I’ve never really cared for service outage stories, such as the big one that hit Rogers’ wireless network on Wednesday. The fact is, even the most solid and seemingly foolproof systems break down every once in a while. It happens to telecom companies, it happens to Google, it happens to Netflix, it happens to BlackBerry, it happens to everyone. It’s only if the resultant outage is prolonged, or if it happens frequently, that it should be grounds for concern.
I was as inconvenienced as anyone else was during this latest outage. I was trying to make plans to pick up a teammate for our Wednesday night volleyball game and was having a heck of a time trying to get in touch. I’m not on Rogers but she is – our calls weren’t going through and texts were slow to make it, if they did at all. To make matters worse, the highways around Toronto were jammed (as usual) with accidents. It was a sort of perfect storm cluster%#$@, as the curse words flying in my car attested to.
And then I took a deep breath. I asked myself, what was the worst that could happen? The answer: my teammate wouldn’t make it to the game, at which point we would have to recruit someone from another team to fill in. Well now, that wouldn’t have been the end of the world, would it?

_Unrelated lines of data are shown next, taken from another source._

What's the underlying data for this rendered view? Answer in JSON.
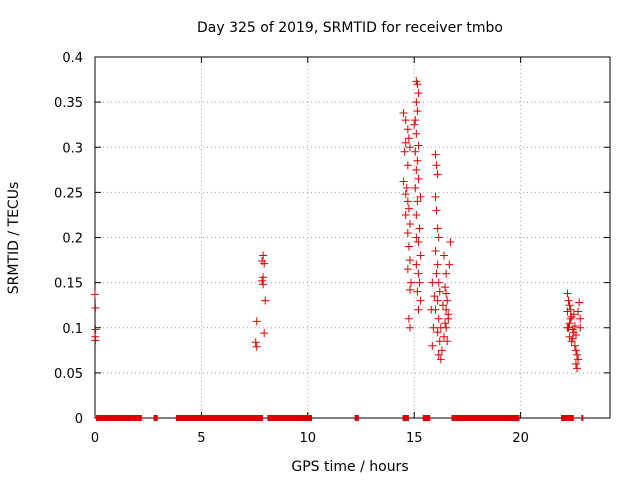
{
  "chart_data": {
    "type": "scatter",
    "title": "Day 325 of 2019, SRMTID for receiver tmbo",
    "xlabel": "GPS time / hours",
    "ylabel": "SRMTID / TECUs",
    "xlim": [
      0,
      24.2
    ],
    "ylim": [
      0,
      0.4
    ],
    "xticks": [
      0,
      5,
      10,
      15,
      20
    ],
    "xtick_labels": [
      "0",
      "5",
      "10",
      "15",
      "20"
    ],
    "yticks": [
      0,
      0.05,
      0.1,
      0.15,
      0.2,
      0.25,
      0.3,
      0.35,
      0.4
    ],
    "ytick_labels": [
      "0",
      "0.05",
      "0.1",
      "0.15",
      "0.2",
      "0.25",
      "0.3",
      "0.35",
      "0.4"
    ],
    "grid": true,
    "marker": "plus",
    "series": [
      {
        "name": "SRMTID",
        "color": "#dd0000",
        "points": [
          [
            0.0,
            0.137
          ],
          [
            0.02,
            0.122
          ],
          [
            0.03,
            0.098
          ],
          [
            0.01,
            0.09
          ],
          [
            0.02,
            0.086
          ],
          [
            7.6,
            0.107
          ],
          [
            7.55,
            0.084
          ],
          [
            7.6,
            0.079
          ],
          [
            7.9,
            0.18
          ],
          [
            7.85,
            0.174
          ],
          [
            7.95,
            0.171
          ],
          [
            7.9,
            0.156
          ],
          [
            7.85,
            0.152
          ],
          [
            7.9,
            0.148
          ],
          [
            8.0,
            0.13
          ],
          [
            7.95,
            0.094
          ],
          [
            14.5,
            0.338
          ],
          [
            14.6,
            0.33
          ],
          [
            14.7,
            0.32
          ],
          [
            14.75,
            0.31
          ],
          [
            14.6,
            0.305
          ],
          [
            14.8,
            0.3
          ],
          [
            14.55,
            0.295
          ],
          [
            14.7,
            0.28
          ],
          [
            14.5,
            0.262
          ],
          [
            14.65,
            0.255
          ],
          [
            14.6,
            0.248
          ],
          [
            14.7,
            0.24
          ],
          [
            14.75,
            0.232
          ],
          [
            14.6,
            0.225
          ],
          [
            14.8,
            0.215
          ],
          [
            14.7,
            0.205
          ],
          [
            14.75,
            0.19
          ],
          [
            14.8,
            0.175
          ],
          [
            14.7,
            0.165
          ],
          [
            14.85,
            0.15
          ],
          [
            14.8,
            0.142
          ],
          [
            14.75,
            0.11
          ],
          [
            14.8,
            0.1
          ],
          [
            15.1,
            0.373
          ],
          [
            15.15,
            0.37
          ],
          [
            15.2,
            0.36
          ],
          [
            15.1,
            0.35
          ],
          [
            15.15,
            0.34
          ],
          [
            15.05,
            0.33
          ],
          [
            15.0,
            0.325
          ],
          [
            15.1,
            0.315
          ],
          [
            15.2,
            0.302
          ],
          [
            15.05,
            0.295
          ],
          [
            15.15,
            0.285
          ],
          [
            15.1,
            0.275
          ],
          [
            15.2,
            0.265
          ],
          [
            15.05,
            0.255
          ],
          [
            15.15,
            0.24
          ],
          [
            15.1,
            0.225
          ],
          [
            15.25,
            0.21
          ],
          [
            15.2,
            0.195
          ],
          [
            15.3,
            0.18
          ],
          [
            15.1,
            0.17
          ],
          [
            15.2,
            0.16
          ],
          [
            15.25,
            0.15
          ],
          [
            15.15,
            0.14
          ],
          [
            15.3,
            0.13
          ],
          [
            15.2,
            0.12
          ],
          [
            15.1,
            0.2
          ],
          [
            15.3,
            0.245
          ],
          [
            16.0,
            0.292
          ],
          [
            16.05,
            0.28
          ],
          [
            16.1,
            0.27
          ],
          [
            16.0,
            0.245
          ],
          [
            16.05,
            0.23
          ],
          [
            16.1,
            0.21
          ],
          [
            16.15,
            0.2
          ],
          [
            16.0,
            0.185
          ],
          [
            16.1,
            0.17
          ],
          [
            16.05,
            0.16
          ],
          [
            16.15,
            0.15
          ],
          [
            16.2,
            0.14
          ],
          [
            16.1,
            0.13
          ],
          [
            16.0,
            0.12
          ],
          [
            16.15,
            0.11
          ],
          [
            16.25,
            0.1
          ],
          [
            16.1,
            0.095
          ],
          [
            16.2,
            0.085
          ],
          [
            16.3,
            0.075
          ],
          [
            16.15,
            0.07
          ],
          [
            16.25,
            0.065
          ],
          [
            15.85,
            0.08
          ],
          [
            15.9,
            0.1
          ],
          [
            15.8,
            0.12
          ],
          [
            15.95,
            0.135
          ],
          [
            15.85,
            0.15
          ],
          [
            16.4,
            0.18
          ],
          [
            16.5,
            0.16
          ],
          [
            16.45,
            0.145
          ],
          [
            16.55,
            0.13
          ],
          [
            16.5,
            0.12
          ],
          [
            16.6,
            0.11
          ],
          [
            16.5,
            0.1
          ],
          [
            16.4,
            0.09
          ],
          [
            16.55,
            0.085
          ],
          [
            16.6,
            0.115
          ],
          [
            16.45,
            0.105
          ],
          [
            16.7,
            0.195
          ],
          [
            16.65,
            0.17
          ],
          [
            16.5,
            0.138
          ],
          [
            16.35,
            0.125
          ],
          [
            22.2,
            0.138
          ],
          [
            22.25,
            0.13
          ],
          [
            22.3,
            0.125
          ],
          [
            22.35,
            0.12
          ],
          [
            22.2,
            0.118
          ],
          [
            22.4,
            0.112
          ],
          [
            22.3,
            0.105
          ],
          [
            22.25,
            0.1
          ],
          [
            22.45,
            0.098
          ],
          [
            22.5,
            0.095
          ],
          [
            22.3,
            0.09
          ],
          [
            22.4,
            0.085
          ],
          [
            22.55,
            0.08
          ],
          [
            22.6,
            0.075
          ],
          [
            22.65,
            0.07
          ],
          [
            22.7,
            0.065
          ],
          [
            22.6,
            0.06
          ],
          [
            22.65,
            0.055
          ],
          [
            22.35,
            0.11
          ],
          [
            22.5,
            0.115
          ],
          [
            22.75,
            0.128
          ],
          [
            22.7,
            0.118
          ],
          [
            22.8,
            0.11
          ],
          [
            22.55,
            0.102
          ],
          [
            22.45,
            0.088
          ],
          [
            22.6,
            0.092
          ],
          [
            22.2,
            0.1
          ],
          [
            22.8,
            0.1
          ]
        ]
      }
    ],
    "baseline_segments": [
      [
        0.05,
        2.2
      ],
      [
        2.75,
        2.95
      ],
      [
        3.8,
        7.9
      ],
      [
        8.1,
        10.2
      ],
      [
        12.2,
        12.4
      ],
      [
        14.45,
        14.75
      ],
      [
        15.4,
        15.75
      ],
      [
        16.75,
        19.95
      ],
      [
        21.9,
        22.5
      ],
      [
        22.85,
        22.95
      ]
    ]
  }
}
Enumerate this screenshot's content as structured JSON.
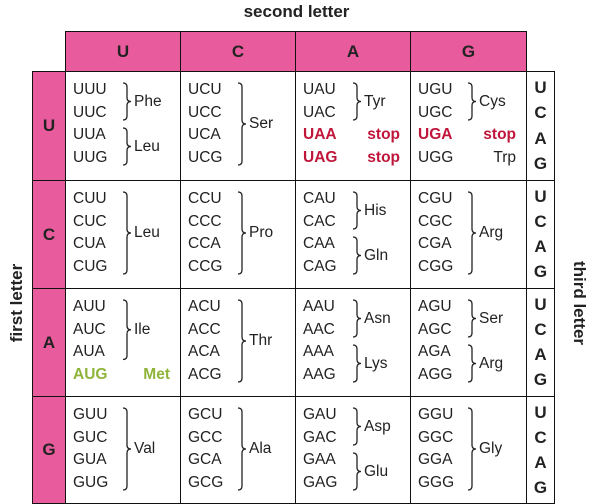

There were doubtlessly many people who had significantly more important situations – perhaps even life-threatening – complicated because of the outage, but I suspect that for the vast majority it was a minor inconvenience at best. A lot of complainers, some of whom harassed a poor guy in New York who just happens to have the Twitter handle @Rogers, were just expressing their sense of entitlement without even knowing it.
For some reason, we have this expectation that everything needs to work whenever we want it to, and if it doesn’t we lose our minds. Sure, Rogers and other telecom companies often do much to deserve the wrath of their customers, so it’s understandable that some people fly off the handle easily when it comes to this stuff.
But realistically speaking, there are so many ways to communicate these days that it’s not hard at all to get in touch with someone if there’s something truly important at stake: email, text message, cellphone call, landline call, Facebook message, Twitter message, Skype – heck, maybe even a payphone. Many of those options don’t depend on wireless services at all, and vice versa. If everything goes down at once, well then telecom woes might be the least of our concerns – it could very well mean we’ve been hit with an electromagnetic pulse ahead of an invasion by North Korea.
And having said that, if a particular communication isn’t that important, maybe we should look at the outage as a blessing in disguise. After all, how often do we get any peace and quiet these days?